Hoe zacht en vochtig voelt de lucht vandaag.
Een grauwe sneeuwbank drenkt het dorre gras
en vlakke kou ontleedt zich, laag op laag
van geuren die herroepen hoe het was
.
nu lang geleden, langer nog, het langst.
En, oude vrouw, ben ik opeens weer kind
in Amsterdam, doorsta in Utrecht de angst
om dat hard oorlogseind in voorjaarswind.
.
In deze straat in Brooklyn, zonder zon,
die gister nog slechts ging van hier naar daar,
loop ik door een herwonnen werkelijkheid
.
en zie hoe hier de lente weer begon.
Wat eens bestond maakt nog mijn heden waar:
de geur van het verleden weert de tijd.
.
Brooklyn, juni 1987 – mei 1988
.
Ontmoeting met Joseph Brodsky
Peter Du Gardijn
.
In de bundel ‘Onder de dieren’ van Peter Du Gardijn uit 2007, staat het gedicht ‘Ontmoeting met Joseph Brodsky’. In het kader van dichters over dichters leek me dit een geschikt gedicht. Joseph Brodsky (1940-1996) was een Russische dichter. Peter Du Gardijn (1963) publiceerde onder meer verhalen en gedichten in De Revisor , Tirade , Bunker Hill , De Tweede Ronde , Terras en De Gids. In 2006 debuteerde hij met de roman Nachtzwemmen. Een jaar later volgde zijn eerste dichtbundel, ‘Onder de dieren’. Pas in 2014 zou een tweede dichtbundel het licht zien getiteld ‘Wat huid is’. Bij deze twee dichtbundels is het vooralsnog gebleven.

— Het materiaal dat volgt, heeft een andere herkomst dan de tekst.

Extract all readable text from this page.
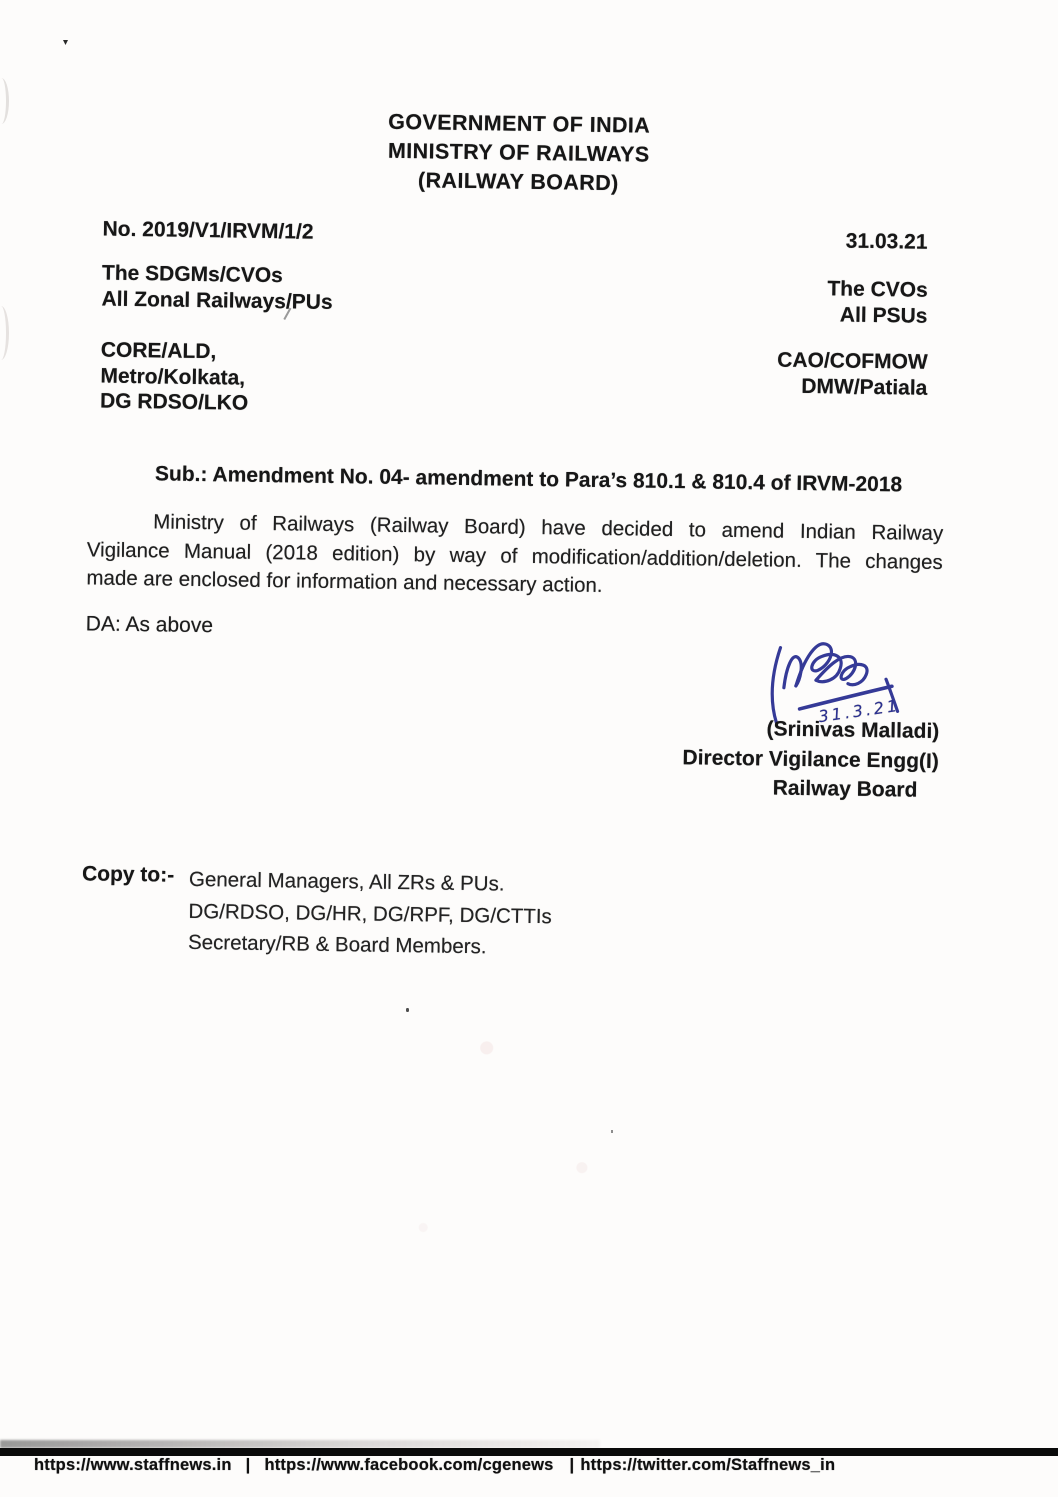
GOVERNMENT OF INDIA
MINISTRY OF RAILWAYS
(RAILWAY BOARD)
No. 2019/V1/IRVM/1/2	31.03.21
The SDGMs/CVOs
All Zonal Railways/PUs
CORE/ALD,
Metro/Kolkata,
DG RDSO/LKO
The CVOs
All PSUs
CAO/COFMOW
DMW/Patiala
Sub.: Amendment No. 04- amendment to Para’s 810.1 & 810.4 of IRVM-2018
Ministry of Railways (Railway Board) have decided to amend Indian Railway
Vigilance Manual (2018 edition) by way of modification/addition/deletion. The changes
made are enclosed for information and necessary action.
DA: As above
31.3.21
(Srinivas Malladi)
Director Vigilance Engg(I)
Railway Board
Copy to:- General Managers, All ZRs & PUs.
DG/RDSO, DG/HR, DG/RPF, DG/CTTIs
Secretary/RB & Board Members.
https://www.staffnews.in | https://www.facebook.com/cgenews | https://twitter.com/Staffnews_in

Wil je meer gedichten van Peter Du Gardijn lezen, ga dan naar de website van uitgeverij van Oorschot. Hieronder het gedicht van zijn hand over Joseph Brodsky.
.
Ontmoeting met Joseph Brodsky
.
Een ontheemde met een sproetroestig gezicht
nooit gezwicht voor het lot van de worm.
Ritmisch kraste zijn stem steeds over het papier
in gespannen eendracht met de vorm.
.
Ik zag hem op een kade in Rotterdam, getij
dat zich vrij zong als een organische harmonica.
Tot hij de herfstkreet bitter van de havik sneed!
Zo was hij al opgestegen voor zijn dood,
.
in het rococo kolken van zijn sigarettenrook.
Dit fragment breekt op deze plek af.